Rands also writes about software development, but focuses more on the managerial aspects, as well as how he generally keeps himself and his work organized. If anything, I'd say his distinguishing trait is that he loves Naming Things. He'll talk about the roles people have in meetings, such as Sally Synthesizer or The Anchor, describe his Morning Scrub and Parking Lot as parts of how he manages his day, and tell you about his affliction with Nerd Attention Deficit Disorder. It's silly, but it puts a name on a concept that was only vaguely-defined before, making it easier to discuss and reason about. In general, I think Rands helps you recognize patterns in your day and in your own thinking that you weren't quite aware of before, and helps you encourage or discourage them as appropriate. That really doesn't do his blog justice, and it's only a part of what he writes about, but primarily, that's how I think of Rands.

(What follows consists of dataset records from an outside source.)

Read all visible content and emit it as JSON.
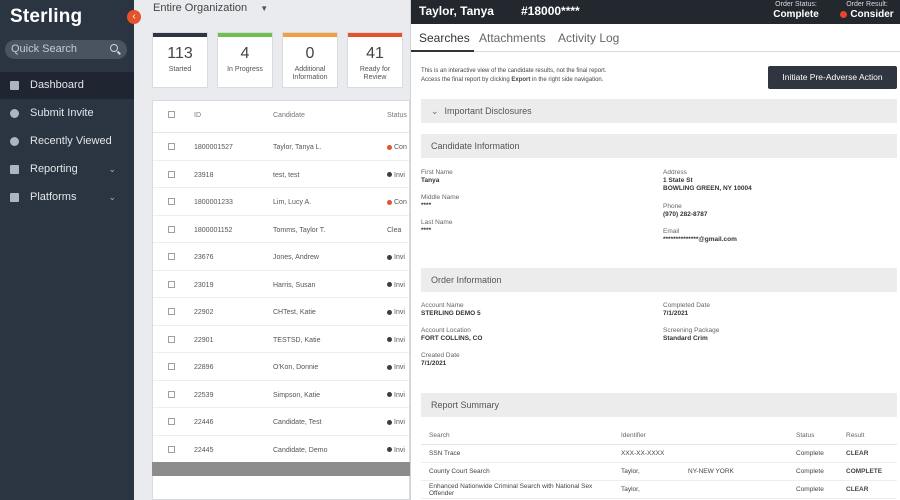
{
  "sidebar": {
    "logo": "Sterling",
    "quick_search_placeholder": "Quick Search",
    "nav": [
      {
        "label": "Dashboard",
        "icon": "grid-icon",
        "active": true
      },
      {
        "label": "Submit Invite",
        "icon": "plus-circle-icon"
      },
      {
        "label": "Recently Viewed",
        "icon": "clock-icon"
      },
      {
        "label": "Reporting",
        "icon": "chart-icon"
      },
      {
        "label": "Platforms",
        "icon": "external-link-icon"
      }
    ]
  },
  "main": {
    "org_select": "Entire Organization",
    "cards": [
      {
        "value": "113",
        "label": "Started",
        "color": "#2f3640"
      },
      {
        "value": "4",
        "label": "In Progress",
        "color": "#6fbf4f"
      },
      {
        "value": "0",
        "label": "Additional Information",
        "color": "#f0a041"
      },
      {
        "value": "41",
        "label": "Ready for Review",
        "color": "#e5532b"
      }
    ],
    "table": {
      "headers": {
        "id": "ID",
        "candidate": "Candidate",
        "status": "Status"
      },
      "rows": [
        {
          "id": "1800001527",
          "name": "Taylor, Tanya L.",
          "status": "Con",
          "dot": "#e5532b"
        },
        {
          "id": "23918",
          "name": "test, test",
          "status": "Invi",
          "dot": "#3a3f47"
        },
        {
          "id": "1800001233",
          "name": "Lim, Lucy A.",
          "status": "Con",
          "dot": "#e5532b"
        },
        {
          "id": "1800001152",
          "name": "Tomms, Taylor T.",
          "status": "Clea",
          "dot": ""
        },
        {
          "id": "23676",
          "name": "Jones, Andrew",
          "status": "Invi",
          "dot": "#3a3f47"
        },
        {
          "id": "23019",
          "name": "Harris, Susan",
          "status": "Invi",
          "dot": "#3a3f47"
        },
        {
          "id": "22902",
          "name": "CHTest, Katie",
          "status": "Invi",
          "dot": "#3a3f47"
        },
        {
          "id": "22901",
          "name": "TESTSD, Katie",
          "status": "Invi",
          "dot": "#3a3f47"
        },
        {
          "id": "22896",
          "name": "O'Kon, Donnie",
          "status": "Invi",
          "dot": "#3a3f47"
        },
        {
          "id": "22539",
          "name": "Simpson, Katie",
          "status": "Invi",
          "dot": "#3a3f47"
        },
        {
          "id": "22446",
          "name": "Candidate, Test",
          "status": "Invi",
          "dot": "#3a3f47"
        },
        {
          "id": "22445",
          "name": "Candidate, Demo",
          "status": "Invi",
          "dot": "#3a3f47"
        }
      ]
    }
  },
  "panel": {
    "candidate_name": "Taylor, Tanya",
    "order_number": "#18000****",
    "order_status_label": "Order Status:",
    "order_status": "Complete",
    "order_result_label": "Order Result:",
    "order_result": "Consider",
    "tabs": [
      "Searches",
      "Attachments",
      "Activity Log"
    ],
    "notice_line1": "This is an interactive view of the candidate results, not the final report.",
    "notice_line2a": "Access the final report by clicking ",
    "notice_export": "Export",
    "notice_line2b": " in the right side navigation.",
    "pre_adverse_button": "Initiate Pre-Adverse Action",
    "important_disclosures": "Important Disclosures",
    "candidate_info": {
      "title": "Candidate Information",
      "first_name_label": "First Name",
      "first_name": "Tanya",
      "middle_name_label": "Middle Name",
      "middle_name": "****",
      "last_name_label": "Last Name",
      "last_name": "****",
      "address_label": "Address",
      "address1": "1 State St",
      "address2": "BOWLING GREEN, NY 10004",
      "phone_label": "Phone",
      "phone": "(970) 282-8787",
      "email_label": "Email",
      "email": "**************@gmail.com"
    },
    "order_info": {
      "title": "Order Information",
      "account_name_label": "Account Name",
      "account_name": "STERLING DEMO 5",
      "account_location_label": "Account Location",
      "account_location": "FORT COLLINS, CO",
      "created_date_label": "Created Date",
      "created_date": "7/1/2021",
      "completed_date_label": "Completed Date",
      "completed_date": "7/1/2021",
      "screening_package_label": "Screening Package",
      "screening_package": "Standard Crim"
    },
    "report_summary": {
      "title": "Report Summary",
      "headers": {
        "search": "Search",
        "identifier": "Identifier",
        "status": "Status",
        "result": "Result"
      },
      "rows": [
        {
          "search": "SSN Trace",
          "identifier": "XXX-XX-XXXX",
          "extra": "",
          "status": "Complete",
          "result": "CLEAR"
        },
        {
          "search": "County Court Search",
          "identifier": "Taylor,",
          "extra": "NY-NEW YORK",
          "status": "Complete",
          "result": "COMPLETE"
        },
        {
          "search": "Enhanced Nationwide Criminal Search with National Sex Offender",
          "identifier": "Taylor,",
          "extra": "",
          "status": "Complete",
          "result": "CLEAR"
        }
      ]
    }
  }
}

My favorite Rands post is easily Free Electron, and I think it makes a good intro to his writing, as well. To someone who's been reading about software development for any significant amount of time, it covers some familiar territory along the lines of "some programmers are orders of magnitude better than others", but it's fleshed out in a great example, and is taken to more of an extreme than I've seen elsewhere. It's even inspiring in a "that's the kind of programmer I want to be" kind of way. Check it out.

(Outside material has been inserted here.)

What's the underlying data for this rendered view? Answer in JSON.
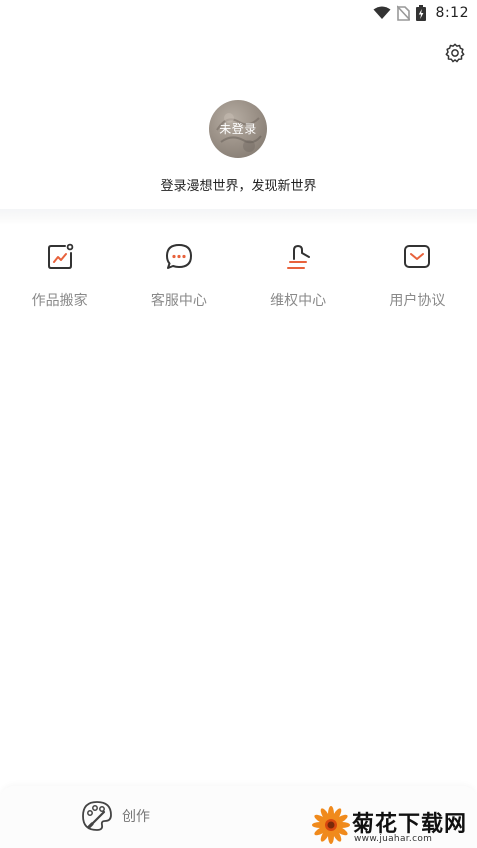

Steve Yegge - Stevey's (Drunken) Blog Rants

Unlike the other three, I remember exactly when I found Steve Yegge: I was actually referred to him by one of Joel Spolsky's posts. I started reading some of his "best of" posts, and I was hooked. His posts are typically more far-reaching and philosophical (much more so than the other three bloggers mentioned here), and put into words a lot of the problems I had thought about but was never quite able to express. He focuses a lot on programming languages, and being a bit of a language geek myself, it was a great fit for me. He's very blunt and in-your-face about a lot of his opinions, but he does it in a comical way, and he has some great insight. Also, his Effective Emacs post, along with one or two others, was the reason I started using emacs. So if you're ever one of those people that comes over to my desk and asks "You use emacs? Really?", or the bewildered "Why the heck would you swap the Control and the Caps Lock keys?", that's why. Oh, and that's also why I'm writing this post in emacs right now.

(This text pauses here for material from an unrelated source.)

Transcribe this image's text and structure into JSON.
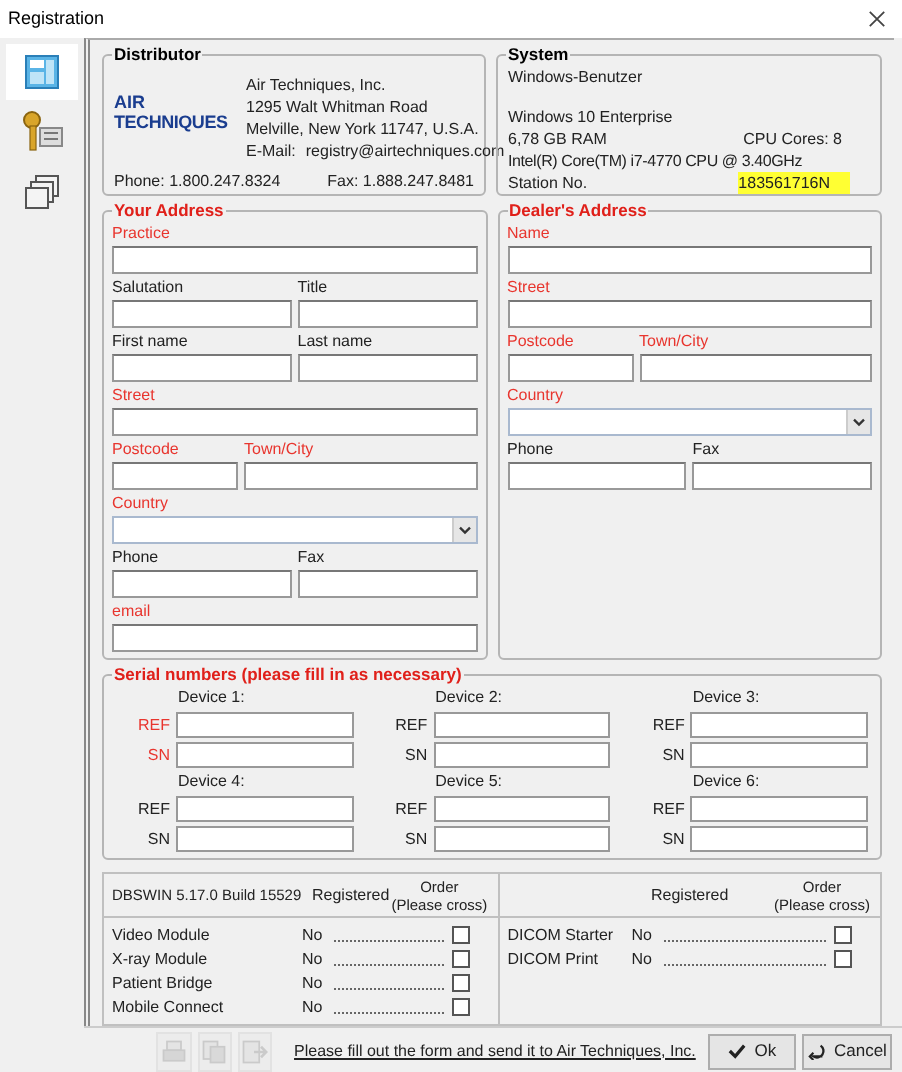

There are actually two separate blogs: The one he started while at Amazon, which I linked to above, and the new one since he started at Google. I think his best writing is on the old Amazon one, but you be the judge; there's good material on both. For a starter, read The Five Essential Phone-Screen Questions. It's one of his more well-known posts, and it came up in a debate at lunch the other day, so I think it's a good read whether you agree with the idea or not. And one last note: some (or most) of his entries are really long, so caveat emptor.

Some Thoughts

Having never thought in depth about these four blogs much before, I realize that they have more in common than I first thought. They're all practical to some degree, but each one has at least a bit of philosophy in it as well. Plus each of them is just a fun, enjoyable read, especially on their best days. Maybe that's just my taste, or maybe that's just what makes for great writing about programming.

So now that I've shared my favorites with you, what did you think? Did you enjoy these? Any important ones that I missed and should be reading? Let me know in the comments, and I hope I've given you at least a little bit of new enjoyable reading that you didn't have before.